Responda rápido: o que a menção a El Salvador te traz de imediato ao pensamento.

Violência, pobreza, divisão social, guerra civil, atraso econômico? Que cor, cinza?

E que tipo de gente? Triste, sofrida, cansada de desesperança e descrente no futuro?

Pois no encerramento da recente reunião plenária anual da Eurolat, em San Salvador, a unanimidade dos presentes aplaudiu de pé durante minutos a fio a quase desconcertante alegria e amabilidade desse povo com tantos motivos para chorar, mas que sorri com os olhos, bocas, gestos, o corpo todo.

A Eurolat é a assembleia permanente de 150 parlamentares europeus e latino-americanos que funciona como braço parlamentar da Associação Estratégica Europa-América Latina.

Em seu discurso na abertura da reunião, o senador Roberto Requião, Co-Presidente Latinoamericano da Eurolat, afirmou jamais haver visto semelhante gentileza e simpatia em qualquer outro lugar do Planeta.

No encerramento foi a vez do Co-Presidente Europeu, o deputado socialista espanhol Ramón Iáuregui Atondo, render homenagem à imensa capacidade de expressar gentileza e carinho dos salvadorenhos.

O país de 21 mil quilômetros quadrados de território, repleto de vulcões, alguns ainda ativos, é o menor da América Central.

Nele vivem 6,2 milhões de pessoas, sendo o mais densamente povoado do subcontinente, com uma economia baseada em serviços e na produção de uma pequena gama de produtos agrícolas, o principal deles o café.

Cerca de um quarto do PIB é constituído por remessas dos 2,5 milhões de salvadorenhos que migraram para os Estados Unidos em busca de uma vida melhor.

El Salvador é uma esfinge que sorri.

A pureza comovente e a alegria terna desse povo amável não encontra causas visíveis a olho nu.

Muito provavelmente não virá das lembranças da violência estatal sofrida por anos de governo da direita, com a sua corrupção endêmica e seus terríveis esquadrões da morte, mantidos por US$ 7 bilhões doados pelos governos Carter, Reagan e Bush.

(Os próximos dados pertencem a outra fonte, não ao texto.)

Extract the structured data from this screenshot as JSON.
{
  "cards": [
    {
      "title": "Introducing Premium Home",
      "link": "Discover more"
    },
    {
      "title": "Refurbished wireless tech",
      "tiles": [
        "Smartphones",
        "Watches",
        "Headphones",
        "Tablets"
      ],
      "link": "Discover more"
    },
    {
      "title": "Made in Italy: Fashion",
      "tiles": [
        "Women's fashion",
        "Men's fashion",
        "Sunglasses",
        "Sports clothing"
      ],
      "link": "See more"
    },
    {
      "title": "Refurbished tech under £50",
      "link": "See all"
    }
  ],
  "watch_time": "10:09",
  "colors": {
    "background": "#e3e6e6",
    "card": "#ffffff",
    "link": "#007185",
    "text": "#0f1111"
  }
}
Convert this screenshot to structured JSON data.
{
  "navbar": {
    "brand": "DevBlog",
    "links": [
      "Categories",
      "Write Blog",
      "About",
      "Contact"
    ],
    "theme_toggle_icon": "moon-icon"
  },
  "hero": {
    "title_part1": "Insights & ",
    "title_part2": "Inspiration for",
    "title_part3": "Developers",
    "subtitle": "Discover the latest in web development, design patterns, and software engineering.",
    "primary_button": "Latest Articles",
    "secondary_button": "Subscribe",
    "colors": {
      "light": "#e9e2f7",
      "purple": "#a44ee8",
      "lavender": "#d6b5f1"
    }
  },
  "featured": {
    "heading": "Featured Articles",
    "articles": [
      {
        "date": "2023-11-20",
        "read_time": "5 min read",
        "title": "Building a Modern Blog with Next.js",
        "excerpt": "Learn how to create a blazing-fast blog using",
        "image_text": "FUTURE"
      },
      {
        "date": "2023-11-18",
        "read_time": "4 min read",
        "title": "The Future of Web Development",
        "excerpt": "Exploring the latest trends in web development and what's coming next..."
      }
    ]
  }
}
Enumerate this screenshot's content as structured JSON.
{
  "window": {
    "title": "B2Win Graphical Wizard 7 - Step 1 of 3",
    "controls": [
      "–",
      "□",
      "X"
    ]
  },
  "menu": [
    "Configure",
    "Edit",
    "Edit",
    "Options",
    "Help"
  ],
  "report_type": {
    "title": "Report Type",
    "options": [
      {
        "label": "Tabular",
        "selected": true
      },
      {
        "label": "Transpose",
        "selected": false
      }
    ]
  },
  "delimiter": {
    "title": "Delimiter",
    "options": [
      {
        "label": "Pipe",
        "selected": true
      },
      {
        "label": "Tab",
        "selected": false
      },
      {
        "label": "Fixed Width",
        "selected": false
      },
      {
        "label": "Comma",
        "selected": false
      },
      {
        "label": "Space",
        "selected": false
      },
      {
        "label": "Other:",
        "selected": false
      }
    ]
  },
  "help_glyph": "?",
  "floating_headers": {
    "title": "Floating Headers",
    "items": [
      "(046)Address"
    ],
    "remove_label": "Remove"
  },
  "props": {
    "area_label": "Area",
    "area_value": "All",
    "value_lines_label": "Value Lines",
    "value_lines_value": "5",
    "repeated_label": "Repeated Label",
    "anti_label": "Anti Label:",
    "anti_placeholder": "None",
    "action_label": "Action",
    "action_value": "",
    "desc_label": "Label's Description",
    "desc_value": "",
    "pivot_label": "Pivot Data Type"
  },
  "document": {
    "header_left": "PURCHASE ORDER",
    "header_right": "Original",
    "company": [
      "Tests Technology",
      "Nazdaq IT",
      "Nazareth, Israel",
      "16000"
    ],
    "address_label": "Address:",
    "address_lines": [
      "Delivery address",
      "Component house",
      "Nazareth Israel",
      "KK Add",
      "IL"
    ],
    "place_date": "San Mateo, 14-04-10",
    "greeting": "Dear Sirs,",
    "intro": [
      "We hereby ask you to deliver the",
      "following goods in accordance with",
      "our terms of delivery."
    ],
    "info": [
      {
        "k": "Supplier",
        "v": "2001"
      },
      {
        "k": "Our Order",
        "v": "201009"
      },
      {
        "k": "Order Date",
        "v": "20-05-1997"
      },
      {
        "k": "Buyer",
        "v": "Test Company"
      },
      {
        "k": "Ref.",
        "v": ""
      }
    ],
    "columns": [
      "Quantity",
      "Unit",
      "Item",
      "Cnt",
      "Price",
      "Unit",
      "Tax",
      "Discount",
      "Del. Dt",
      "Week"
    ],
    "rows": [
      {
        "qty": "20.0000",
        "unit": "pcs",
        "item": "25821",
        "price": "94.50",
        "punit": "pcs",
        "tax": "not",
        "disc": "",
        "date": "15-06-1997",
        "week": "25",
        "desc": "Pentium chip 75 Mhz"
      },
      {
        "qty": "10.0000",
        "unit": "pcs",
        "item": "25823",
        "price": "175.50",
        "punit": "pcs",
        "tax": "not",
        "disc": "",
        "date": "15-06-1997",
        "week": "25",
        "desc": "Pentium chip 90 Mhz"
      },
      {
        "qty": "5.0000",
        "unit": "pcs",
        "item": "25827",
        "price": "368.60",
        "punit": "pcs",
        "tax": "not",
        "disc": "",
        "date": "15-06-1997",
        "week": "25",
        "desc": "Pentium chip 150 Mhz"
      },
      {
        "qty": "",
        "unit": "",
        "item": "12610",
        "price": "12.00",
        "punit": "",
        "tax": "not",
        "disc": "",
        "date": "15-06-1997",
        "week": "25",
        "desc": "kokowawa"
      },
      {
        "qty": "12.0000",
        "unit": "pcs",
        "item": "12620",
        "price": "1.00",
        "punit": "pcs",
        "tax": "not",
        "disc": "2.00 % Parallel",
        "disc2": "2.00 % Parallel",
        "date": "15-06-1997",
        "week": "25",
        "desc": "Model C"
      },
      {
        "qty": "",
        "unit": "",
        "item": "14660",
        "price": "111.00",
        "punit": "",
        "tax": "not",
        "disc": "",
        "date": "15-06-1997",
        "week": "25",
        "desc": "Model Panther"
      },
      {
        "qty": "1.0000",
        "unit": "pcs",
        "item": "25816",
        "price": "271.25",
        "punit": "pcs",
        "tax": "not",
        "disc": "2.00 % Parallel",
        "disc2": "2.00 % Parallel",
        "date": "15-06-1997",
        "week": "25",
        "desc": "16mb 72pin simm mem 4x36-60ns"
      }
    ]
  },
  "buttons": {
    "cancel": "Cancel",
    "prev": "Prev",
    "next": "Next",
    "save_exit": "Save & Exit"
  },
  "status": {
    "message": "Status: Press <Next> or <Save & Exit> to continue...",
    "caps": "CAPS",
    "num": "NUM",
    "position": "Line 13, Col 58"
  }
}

O banditismo político de direita assassinou o hoje Beato Monsenhor Romero e mais 42 pessoas no seu funeral, desencadeando a reação popular que levou o país à guerra civil que resultou entre 60 e 80 mil mortos, sendo 30 mil assassinados e 9 mil desaparecidos, um milhão de desabrigados e um milhão de exilados.

A explicação para a alegria salvadorenha não estará, também e certamente, na tragédia da violência urbana trazida pelas maras, as megaquadrilhas resultantes dos temíveis agrupamentos de pandillas, que são pequenas quadrilhas formadas por micro-bandos de bandidos (clicas).

As maras foram deliberadamente exportadas pelos Estados Unidos durante a guerra civil pela boçalidade genocida de assesores militares norte-americanos.

Finda a guerra, hoje disputam na bala território em todo o país.

Segundo o respeitado periódico independente Elfaro são 216 clicas apenas na capital San Salvador.

A violência extrema provocou mais de 15 mil assassinatos em 2016, resultando na incrível taxa de 108 homicídios por 100 mil habitantes, maior do que a de regiões em conflito armado aberto e que lhe confere a nada honrosa condição de país mais violento do mundo.

A vida não é fácil para os pobres e pequenos comerciantes, vítimas preferenciais das maras.

Os pagamentos da extorsão, sustento das maras, representa 3% do PIB de El Salvador, mas que chega 16% quando considerado o que é gasto em segurança privada e o que os salvadorenhos perdem em receitas porque a violência os impede de trabalhar.

A violência das maras são também uma das causas principais da diáspora salvadorenha, via México em direção aos Estados Unidos. Fugir do país é, por vezes, a única alternativa à sentença de morte decretada aos que rompem os laços de lealdade eterna com as megaquadrilhas, pacto que é registrado em códigos tatuados na pele escura.

Mas os salvadorenhos sorriem e esbanjam simpatia e amabilidade! Se a explicação não está nas estatísticas nem na vida dura da grande maioria da população, onde poderemos encontrá-la?

No delicioso café que bebem em grandes xícaras?

Nas origens pré-colombianas, os nahuas, cuja língua e organização social e cultural foi praticamente extinta sob domínio espanhol?

Estariam, ao fim e ao cabo, nos povos originários as raízes da amabilidade de um povo que aprendeu a sorrir para acalmar vulcões?

Ou o sorriso franco e o olhar cálido desse povo improvável compartilham a mesma raiz vigorosa, profunda e ancestral da vegetação pujante que arrosta as rochas vulcânicas para rebentar em verde, luta e luz?

Eu pergunto: a esfinge docemente sorri.

Samuel Gomes, professor de Direito e advogado em Curitiba e Brasília.